Im getting a ND10/GND/CPL 77mm filters for my 17-55 because they are useful, otherwise I think its best if its left alone.

I for one won't be putting a filter infront of my 70-200/100-400/120-300 (whichever I finally decide to get!!).

But hey thats just me :)
 
I put a hoya green on my 20-40 as its 88mm and thought id do it cheaply.

Images were awful, changed to the Hoya Pro 1 and its spot on now :)

Andy
 
got a 77mm hoya pro UV filter (for protection) on my 70-200 and it seems fine. Its such a clear piece of glass than when I took it out the packet/box, I couldn't actually tell there was any glass between the rim at all. One dirty great thumb mark later confirmed that there really is something there though :)
 
Since posting this I've been on POTN and talkphotography and there are lots of threads about cheap filters like the Hoya green series causing image problems.

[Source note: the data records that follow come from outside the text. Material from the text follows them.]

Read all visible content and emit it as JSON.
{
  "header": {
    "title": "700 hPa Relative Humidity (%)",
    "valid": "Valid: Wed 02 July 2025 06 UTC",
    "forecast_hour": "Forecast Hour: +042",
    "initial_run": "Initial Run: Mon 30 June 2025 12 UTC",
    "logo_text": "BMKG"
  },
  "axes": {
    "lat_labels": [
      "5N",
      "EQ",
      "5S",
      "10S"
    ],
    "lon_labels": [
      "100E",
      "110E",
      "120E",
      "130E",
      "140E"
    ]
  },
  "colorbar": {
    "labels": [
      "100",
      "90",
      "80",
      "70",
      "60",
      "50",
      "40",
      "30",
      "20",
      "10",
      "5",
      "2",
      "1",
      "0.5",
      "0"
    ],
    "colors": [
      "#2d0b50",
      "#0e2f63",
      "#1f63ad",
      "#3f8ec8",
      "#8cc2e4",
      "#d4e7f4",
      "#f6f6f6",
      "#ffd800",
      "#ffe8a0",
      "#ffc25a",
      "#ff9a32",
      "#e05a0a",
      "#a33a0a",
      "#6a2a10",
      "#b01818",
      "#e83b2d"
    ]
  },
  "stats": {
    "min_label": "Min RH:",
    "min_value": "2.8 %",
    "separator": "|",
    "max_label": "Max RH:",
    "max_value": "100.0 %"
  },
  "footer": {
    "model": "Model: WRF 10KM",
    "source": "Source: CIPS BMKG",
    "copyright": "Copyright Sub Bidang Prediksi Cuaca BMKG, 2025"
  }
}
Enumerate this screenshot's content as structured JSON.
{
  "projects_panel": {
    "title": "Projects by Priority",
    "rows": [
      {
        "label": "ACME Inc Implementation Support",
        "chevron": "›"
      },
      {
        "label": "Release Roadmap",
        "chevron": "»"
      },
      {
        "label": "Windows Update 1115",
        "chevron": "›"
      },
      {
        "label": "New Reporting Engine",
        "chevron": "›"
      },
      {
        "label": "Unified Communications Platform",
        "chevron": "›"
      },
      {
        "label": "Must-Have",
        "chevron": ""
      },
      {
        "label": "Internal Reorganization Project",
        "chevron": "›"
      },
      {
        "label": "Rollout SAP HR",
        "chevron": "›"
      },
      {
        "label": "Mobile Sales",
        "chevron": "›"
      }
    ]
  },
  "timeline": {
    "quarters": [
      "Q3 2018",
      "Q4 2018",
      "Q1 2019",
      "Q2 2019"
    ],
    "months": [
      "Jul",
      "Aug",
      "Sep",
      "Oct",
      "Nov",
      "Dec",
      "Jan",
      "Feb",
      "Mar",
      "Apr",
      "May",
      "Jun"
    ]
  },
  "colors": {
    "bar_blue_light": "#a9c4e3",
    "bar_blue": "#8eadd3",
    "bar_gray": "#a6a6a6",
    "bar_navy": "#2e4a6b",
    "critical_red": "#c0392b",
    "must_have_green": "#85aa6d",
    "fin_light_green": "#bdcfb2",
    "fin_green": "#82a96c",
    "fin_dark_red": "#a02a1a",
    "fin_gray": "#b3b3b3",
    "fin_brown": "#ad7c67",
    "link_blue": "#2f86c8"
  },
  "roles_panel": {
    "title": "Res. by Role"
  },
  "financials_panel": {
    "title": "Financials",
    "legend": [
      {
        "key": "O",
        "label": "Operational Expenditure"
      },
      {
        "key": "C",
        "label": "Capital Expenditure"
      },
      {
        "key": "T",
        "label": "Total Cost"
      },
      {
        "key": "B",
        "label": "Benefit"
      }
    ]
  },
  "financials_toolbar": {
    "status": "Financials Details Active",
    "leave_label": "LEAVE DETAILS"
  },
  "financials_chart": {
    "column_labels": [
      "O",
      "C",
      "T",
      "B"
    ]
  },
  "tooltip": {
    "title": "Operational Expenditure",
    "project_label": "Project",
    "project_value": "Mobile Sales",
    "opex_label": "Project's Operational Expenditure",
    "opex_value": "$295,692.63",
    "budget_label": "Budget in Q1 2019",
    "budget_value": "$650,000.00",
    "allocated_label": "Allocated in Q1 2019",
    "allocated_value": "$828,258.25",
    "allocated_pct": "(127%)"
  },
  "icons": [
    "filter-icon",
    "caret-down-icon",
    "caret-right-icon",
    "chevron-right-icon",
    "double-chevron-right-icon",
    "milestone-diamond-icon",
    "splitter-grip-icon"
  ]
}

Seems like anything else in photography you have to spend big to get nice photos! At least I found all this out whilst testing rather than at an actual event :)
 
I have Hoya Pros on my lenses, and am considering Marumi for my next purchase. I'll probably get the marumi 77mm CPL for my winde angle and assess the quality from there.

I don't think the filters I put on the end of my lenses drop the IQ to anywhere near the point where the camera becomes the limiting factor in my shots.